It comes from soushoku 草食, literally "grass-eating," which is the term for "herbivore" animals, the prey that the predators go after. Plus the -kei ~系 suffix, "class," so soushoku-kei, "herbivore-class."
Although soushokukei is gender-neutral and can qualify a woman too, traditionally, it's women that are asked out by guys, so they're assumed to be soushokukei by default.

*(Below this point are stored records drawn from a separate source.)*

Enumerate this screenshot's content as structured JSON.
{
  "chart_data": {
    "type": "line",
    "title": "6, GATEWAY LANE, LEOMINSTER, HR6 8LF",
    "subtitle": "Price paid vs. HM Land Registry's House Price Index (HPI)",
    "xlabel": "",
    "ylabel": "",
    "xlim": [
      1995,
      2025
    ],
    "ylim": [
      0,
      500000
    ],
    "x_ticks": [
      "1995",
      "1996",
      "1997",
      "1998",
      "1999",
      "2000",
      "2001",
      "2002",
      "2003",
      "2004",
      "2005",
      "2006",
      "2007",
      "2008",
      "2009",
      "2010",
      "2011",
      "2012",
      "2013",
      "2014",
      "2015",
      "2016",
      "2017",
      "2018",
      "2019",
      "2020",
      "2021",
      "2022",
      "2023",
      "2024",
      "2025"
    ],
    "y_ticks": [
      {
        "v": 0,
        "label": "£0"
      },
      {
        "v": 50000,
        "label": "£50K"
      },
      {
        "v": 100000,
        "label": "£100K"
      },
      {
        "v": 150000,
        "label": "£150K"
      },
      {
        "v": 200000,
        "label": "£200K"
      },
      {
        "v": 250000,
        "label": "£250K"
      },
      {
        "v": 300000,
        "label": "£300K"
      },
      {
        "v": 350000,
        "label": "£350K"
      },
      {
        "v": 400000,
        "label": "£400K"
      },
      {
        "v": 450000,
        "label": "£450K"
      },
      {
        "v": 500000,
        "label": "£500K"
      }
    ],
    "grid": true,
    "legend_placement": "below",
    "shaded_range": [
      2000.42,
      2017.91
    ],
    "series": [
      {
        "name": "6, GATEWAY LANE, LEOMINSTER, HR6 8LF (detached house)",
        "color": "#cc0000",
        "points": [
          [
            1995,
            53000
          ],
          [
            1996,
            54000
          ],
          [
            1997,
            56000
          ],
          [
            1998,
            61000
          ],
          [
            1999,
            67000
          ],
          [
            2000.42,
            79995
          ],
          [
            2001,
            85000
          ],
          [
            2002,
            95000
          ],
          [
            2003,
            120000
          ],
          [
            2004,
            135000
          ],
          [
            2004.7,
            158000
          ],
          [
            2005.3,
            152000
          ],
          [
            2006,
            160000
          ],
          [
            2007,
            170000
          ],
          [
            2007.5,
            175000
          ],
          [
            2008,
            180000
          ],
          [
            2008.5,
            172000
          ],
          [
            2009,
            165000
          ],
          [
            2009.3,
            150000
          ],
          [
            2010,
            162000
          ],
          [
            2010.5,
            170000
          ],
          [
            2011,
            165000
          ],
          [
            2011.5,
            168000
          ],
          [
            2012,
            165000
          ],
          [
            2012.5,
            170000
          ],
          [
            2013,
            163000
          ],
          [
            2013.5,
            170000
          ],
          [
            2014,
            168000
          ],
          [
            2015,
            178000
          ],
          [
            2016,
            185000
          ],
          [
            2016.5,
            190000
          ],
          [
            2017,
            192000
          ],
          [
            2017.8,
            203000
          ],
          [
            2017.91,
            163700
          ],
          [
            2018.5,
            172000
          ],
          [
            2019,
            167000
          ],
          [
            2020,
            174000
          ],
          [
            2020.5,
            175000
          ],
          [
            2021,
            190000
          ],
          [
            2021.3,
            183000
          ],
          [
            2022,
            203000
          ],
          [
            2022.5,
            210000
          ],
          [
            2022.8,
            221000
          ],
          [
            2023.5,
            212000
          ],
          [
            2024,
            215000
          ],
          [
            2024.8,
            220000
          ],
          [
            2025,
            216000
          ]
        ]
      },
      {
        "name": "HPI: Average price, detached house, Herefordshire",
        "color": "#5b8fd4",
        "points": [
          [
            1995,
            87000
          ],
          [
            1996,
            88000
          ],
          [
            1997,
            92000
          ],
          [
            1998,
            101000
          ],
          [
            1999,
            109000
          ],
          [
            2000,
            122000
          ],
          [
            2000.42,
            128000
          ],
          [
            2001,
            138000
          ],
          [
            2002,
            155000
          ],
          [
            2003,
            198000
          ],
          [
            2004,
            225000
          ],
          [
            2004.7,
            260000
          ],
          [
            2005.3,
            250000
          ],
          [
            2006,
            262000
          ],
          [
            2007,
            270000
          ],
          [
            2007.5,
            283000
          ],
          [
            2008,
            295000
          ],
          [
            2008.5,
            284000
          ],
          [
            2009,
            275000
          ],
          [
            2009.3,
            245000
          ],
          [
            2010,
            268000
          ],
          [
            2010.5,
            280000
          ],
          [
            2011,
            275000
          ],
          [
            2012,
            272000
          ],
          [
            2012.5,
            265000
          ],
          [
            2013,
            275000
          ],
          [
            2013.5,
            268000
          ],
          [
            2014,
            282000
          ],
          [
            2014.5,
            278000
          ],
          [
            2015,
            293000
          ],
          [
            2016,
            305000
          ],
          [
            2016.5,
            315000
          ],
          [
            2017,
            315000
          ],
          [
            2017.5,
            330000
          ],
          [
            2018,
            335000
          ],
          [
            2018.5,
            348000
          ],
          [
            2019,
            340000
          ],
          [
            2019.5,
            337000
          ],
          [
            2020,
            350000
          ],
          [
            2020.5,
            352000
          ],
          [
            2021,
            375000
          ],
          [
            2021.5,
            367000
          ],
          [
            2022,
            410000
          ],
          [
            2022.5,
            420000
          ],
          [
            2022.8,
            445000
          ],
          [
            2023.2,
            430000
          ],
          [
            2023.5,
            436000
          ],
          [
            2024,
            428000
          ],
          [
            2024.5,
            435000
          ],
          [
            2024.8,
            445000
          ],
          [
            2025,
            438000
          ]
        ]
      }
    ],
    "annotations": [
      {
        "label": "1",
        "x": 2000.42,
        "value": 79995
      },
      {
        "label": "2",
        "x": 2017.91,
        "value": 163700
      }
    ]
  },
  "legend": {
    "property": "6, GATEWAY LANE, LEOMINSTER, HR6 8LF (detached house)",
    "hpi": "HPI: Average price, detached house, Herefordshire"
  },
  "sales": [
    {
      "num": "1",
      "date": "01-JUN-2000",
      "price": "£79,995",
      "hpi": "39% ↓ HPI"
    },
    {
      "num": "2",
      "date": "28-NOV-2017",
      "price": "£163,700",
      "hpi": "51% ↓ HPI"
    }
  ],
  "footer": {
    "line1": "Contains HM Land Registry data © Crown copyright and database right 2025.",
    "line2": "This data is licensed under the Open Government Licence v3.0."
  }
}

It'd be redundant to call a woman soushokukei, so it tends to be a guy who's soushokukei instead.
Conversely, the term nikushokukei 肉食系, from "carnivore," refers to someone who's romantically assertive, that is, what guys are assumed to be, so it tends to refer to romantically assertive women.
If we were to be explicit to avoid any ambiguity:
- soushoku-kei danshi 草食系男子
soushoku danshi 草食男子
Herbivore-class guy.
Herbivore guy. - soushoku-kei joshi 草食系女子
soushoku joshi 草食女子
Herbivore-class girl.
Herbivoregirl. - nikushoku-kei danshi 肉食系男子
nikushoku danshi 肉食男子
Carnivore-class guy.
Carnivore guy. - nikushoku-kei joshi 肉食系女子
nikushoku joshi 肉食女子
Carnivore-class girl.
Carnivore girl.
Besides these, there are also:
- zesshoku-kei danshi 絶食系男子
zesshoku danshi 絶食男子
Fasting-class guy.
A guy with no romantic interest. Doesn't "eat." - zasshoku-kei danshi 雑食系男子
zasshoku danshi 雑食男子
Omnivorous-class guy.
A guy who's both soushoku and nikushoku somehow.
Basically, if girls think nikushoku is too assertive and soushoku is too passive, zasshoku is the perfect balance between the two.
By the way
- kusa 草
Grass.- Also means "lol," see: kusa 草 internet slang.
- taberu 食べる
To eat. - soushoku doubutsu 草食動物
Grass-eating animal. Herbivore animal.
In recent years, with Japan's declining birth rate, and now declining population, soushokukei became a popular term to blame a generation of guys that's not being assertive enough to make those babies and keep the next generation's workforce staffed.
Now, whether this is because of economic anxiety or just because there are too many guys who became otaku オタク and then decided a 2D waifu is as good or better than a 3D girl in flesh, I don't know. That's not the theme of this site.
All I know is that soushokukei is one of the many Japanese words referring to personalities of people. Because Japanese people love making up words to refer to personalities.
Just like tsundere, or, something that's more relevant to this article: literally just the letter M, short of "masochist" personality, which's used in ways in Japanese you wouldn't use the word "masochist" in English. See do-M ドM reference.